The annual Calhoun Writer's Guild retreat was held this past weekend along the banks of the Middle Fork River, the border of Upshur and Randolph Counties. The group had exercises in writing about moments of clarity, turning points, life changing events, or just selecting random words from a dictionary.

The campfire setting along the beautiful river, owned by Kitty and Jeannie Wilson of Grantsville, has been the site for writer's retreats for several years.

Along the Middle Fork at dusk

The three day event was interrupted by several delicious meals, a wiener roast and a few rain showers.

Writing around the campfire

Former GSC english professor Barbara Tedford, now enjoying "glorious retirement" in Elkins, is still a prolific writer, which includes editing and publishing newsletters

Calhoun's most renown writer Jeannie Wilson is working on a novel "The Crow Flies Backward." Wilson has written and published many short stories and poems, some of which she has received special recognition.

Sarah Hotchkiss (L) of Beech is an avid writer who contributes to the tone of the writer's group, more recently spending time creating fiber and fabric artwork.

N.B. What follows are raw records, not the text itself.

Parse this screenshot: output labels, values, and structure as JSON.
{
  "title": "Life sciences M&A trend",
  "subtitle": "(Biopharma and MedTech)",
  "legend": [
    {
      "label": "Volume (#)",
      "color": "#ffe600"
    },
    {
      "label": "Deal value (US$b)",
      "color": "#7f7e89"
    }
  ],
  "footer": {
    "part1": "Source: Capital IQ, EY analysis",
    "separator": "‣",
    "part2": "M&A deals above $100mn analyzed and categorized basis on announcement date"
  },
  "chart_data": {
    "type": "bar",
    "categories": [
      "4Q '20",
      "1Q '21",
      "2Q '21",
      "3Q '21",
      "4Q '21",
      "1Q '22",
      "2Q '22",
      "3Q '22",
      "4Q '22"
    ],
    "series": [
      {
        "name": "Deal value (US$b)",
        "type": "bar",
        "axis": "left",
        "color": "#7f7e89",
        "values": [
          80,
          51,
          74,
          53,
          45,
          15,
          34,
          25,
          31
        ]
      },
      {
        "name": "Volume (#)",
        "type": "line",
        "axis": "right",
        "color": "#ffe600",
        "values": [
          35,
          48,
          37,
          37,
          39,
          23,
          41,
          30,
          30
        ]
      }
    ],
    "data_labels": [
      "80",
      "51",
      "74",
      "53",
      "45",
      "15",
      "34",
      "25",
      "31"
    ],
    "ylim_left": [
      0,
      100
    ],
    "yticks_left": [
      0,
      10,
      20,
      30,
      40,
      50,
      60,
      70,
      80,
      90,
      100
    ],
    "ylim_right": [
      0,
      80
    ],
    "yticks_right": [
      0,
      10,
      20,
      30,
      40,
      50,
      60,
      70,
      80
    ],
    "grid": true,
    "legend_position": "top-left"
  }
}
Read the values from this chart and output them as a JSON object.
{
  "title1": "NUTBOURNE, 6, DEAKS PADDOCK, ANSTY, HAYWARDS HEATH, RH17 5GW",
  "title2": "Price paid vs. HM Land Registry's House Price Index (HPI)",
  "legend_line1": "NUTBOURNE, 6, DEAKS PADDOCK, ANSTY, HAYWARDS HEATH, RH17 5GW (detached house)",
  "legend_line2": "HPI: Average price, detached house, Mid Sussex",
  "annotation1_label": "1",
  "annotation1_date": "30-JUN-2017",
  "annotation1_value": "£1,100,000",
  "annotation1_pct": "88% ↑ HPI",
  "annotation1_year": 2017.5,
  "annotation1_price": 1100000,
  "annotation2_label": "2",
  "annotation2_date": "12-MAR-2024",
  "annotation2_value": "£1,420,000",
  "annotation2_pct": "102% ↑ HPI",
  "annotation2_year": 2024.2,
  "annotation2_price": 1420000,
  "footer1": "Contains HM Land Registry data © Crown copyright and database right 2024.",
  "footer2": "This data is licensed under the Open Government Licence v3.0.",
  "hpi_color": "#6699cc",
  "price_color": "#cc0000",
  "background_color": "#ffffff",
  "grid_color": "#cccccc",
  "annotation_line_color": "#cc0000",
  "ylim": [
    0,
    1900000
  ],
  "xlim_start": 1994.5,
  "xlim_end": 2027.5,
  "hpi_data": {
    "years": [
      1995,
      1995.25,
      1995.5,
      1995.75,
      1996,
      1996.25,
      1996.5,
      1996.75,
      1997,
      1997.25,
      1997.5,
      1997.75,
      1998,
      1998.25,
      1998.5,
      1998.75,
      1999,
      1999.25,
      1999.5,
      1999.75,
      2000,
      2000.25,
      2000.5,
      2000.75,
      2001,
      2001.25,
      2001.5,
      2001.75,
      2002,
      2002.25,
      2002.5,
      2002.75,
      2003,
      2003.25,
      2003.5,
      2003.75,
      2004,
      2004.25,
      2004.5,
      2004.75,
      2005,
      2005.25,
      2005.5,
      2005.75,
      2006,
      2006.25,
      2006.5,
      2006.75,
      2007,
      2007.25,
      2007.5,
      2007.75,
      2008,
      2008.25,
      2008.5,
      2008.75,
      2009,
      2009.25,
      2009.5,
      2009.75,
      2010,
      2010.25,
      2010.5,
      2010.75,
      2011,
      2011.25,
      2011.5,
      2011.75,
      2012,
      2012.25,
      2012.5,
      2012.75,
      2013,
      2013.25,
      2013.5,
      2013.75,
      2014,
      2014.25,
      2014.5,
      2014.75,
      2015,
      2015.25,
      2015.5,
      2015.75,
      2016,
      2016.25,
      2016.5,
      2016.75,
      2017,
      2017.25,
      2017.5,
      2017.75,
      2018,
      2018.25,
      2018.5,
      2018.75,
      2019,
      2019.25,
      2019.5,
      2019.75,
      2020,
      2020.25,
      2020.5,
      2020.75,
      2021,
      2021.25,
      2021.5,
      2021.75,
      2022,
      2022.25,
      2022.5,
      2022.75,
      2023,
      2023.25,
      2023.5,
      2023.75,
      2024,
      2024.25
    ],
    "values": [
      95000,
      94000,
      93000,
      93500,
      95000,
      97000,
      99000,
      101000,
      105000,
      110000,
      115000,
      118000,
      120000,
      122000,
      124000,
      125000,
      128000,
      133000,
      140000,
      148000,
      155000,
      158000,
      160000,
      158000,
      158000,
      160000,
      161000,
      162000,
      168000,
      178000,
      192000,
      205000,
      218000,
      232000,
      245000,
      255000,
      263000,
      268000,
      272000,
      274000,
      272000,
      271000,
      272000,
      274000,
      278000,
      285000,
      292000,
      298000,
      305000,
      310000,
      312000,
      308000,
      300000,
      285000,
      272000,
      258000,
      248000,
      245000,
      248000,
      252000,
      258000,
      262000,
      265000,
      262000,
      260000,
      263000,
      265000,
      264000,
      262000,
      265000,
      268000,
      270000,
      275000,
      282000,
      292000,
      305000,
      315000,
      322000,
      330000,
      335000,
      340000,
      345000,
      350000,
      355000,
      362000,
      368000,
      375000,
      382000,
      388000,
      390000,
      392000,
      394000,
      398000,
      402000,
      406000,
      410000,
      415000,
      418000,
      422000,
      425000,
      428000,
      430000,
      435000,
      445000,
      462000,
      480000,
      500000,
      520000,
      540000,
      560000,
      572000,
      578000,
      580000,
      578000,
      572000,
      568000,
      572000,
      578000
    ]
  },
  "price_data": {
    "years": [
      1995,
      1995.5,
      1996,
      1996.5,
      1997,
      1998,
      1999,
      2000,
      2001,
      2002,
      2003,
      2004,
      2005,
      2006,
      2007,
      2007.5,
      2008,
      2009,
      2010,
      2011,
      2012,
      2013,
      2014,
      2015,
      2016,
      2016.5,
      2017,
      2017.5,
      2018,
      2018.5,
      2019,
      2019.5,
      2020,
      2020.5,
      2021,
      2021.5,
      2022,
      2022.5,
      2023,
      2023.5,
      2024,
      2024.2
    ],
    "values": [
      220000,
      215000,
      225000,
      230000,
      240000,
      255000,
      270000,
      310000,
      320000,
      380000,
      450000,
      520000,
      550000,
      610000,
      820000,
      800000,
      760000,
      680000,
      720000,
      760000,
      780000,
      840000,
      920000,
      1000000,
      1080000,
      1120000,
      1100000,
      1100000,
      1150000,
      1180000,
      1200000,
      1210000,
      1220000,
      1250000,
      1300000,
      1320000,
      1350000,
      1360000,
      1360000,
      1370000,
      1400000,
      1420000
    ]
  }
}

Cynthia Wildfire (R), participated in the retreat. She is the daughter of Mary Wildfire , the counties best known environmental activist, shares creative stories she has written, but many of her comment and opinion pieces have been published by newspapers and magazines around the country. Mary, besides concerns about mountain top removal and how it affects the lives of southern West Virginia residents, traveled to Seattle to protest WTO globalization, in this case joined by organized labor.

Wheeling resident and West Virginia traveler, Jim Mullooly, who has been researching and portraying the "Padre of the Mountains" Father Thomas Quirk, is planning on writing a book about the priest who was a Civil War soldier and resident of Huntington, but spent most of his life on a horse ministering to his scattered parishioners in Lewis, Braxton and other counties in the late 19th and early 20th century.

Faye Thompson (L) of Ripley is the new president of the West Virginia writers group. While she writes romance stories for "Woman's World" and other magazines, she remains a prolific writer on other subjects. Gilmer County resident (R) Harriett Whipkey, the former editor of Mountain Views, has edited other publications and continues to write Gilmer County stories.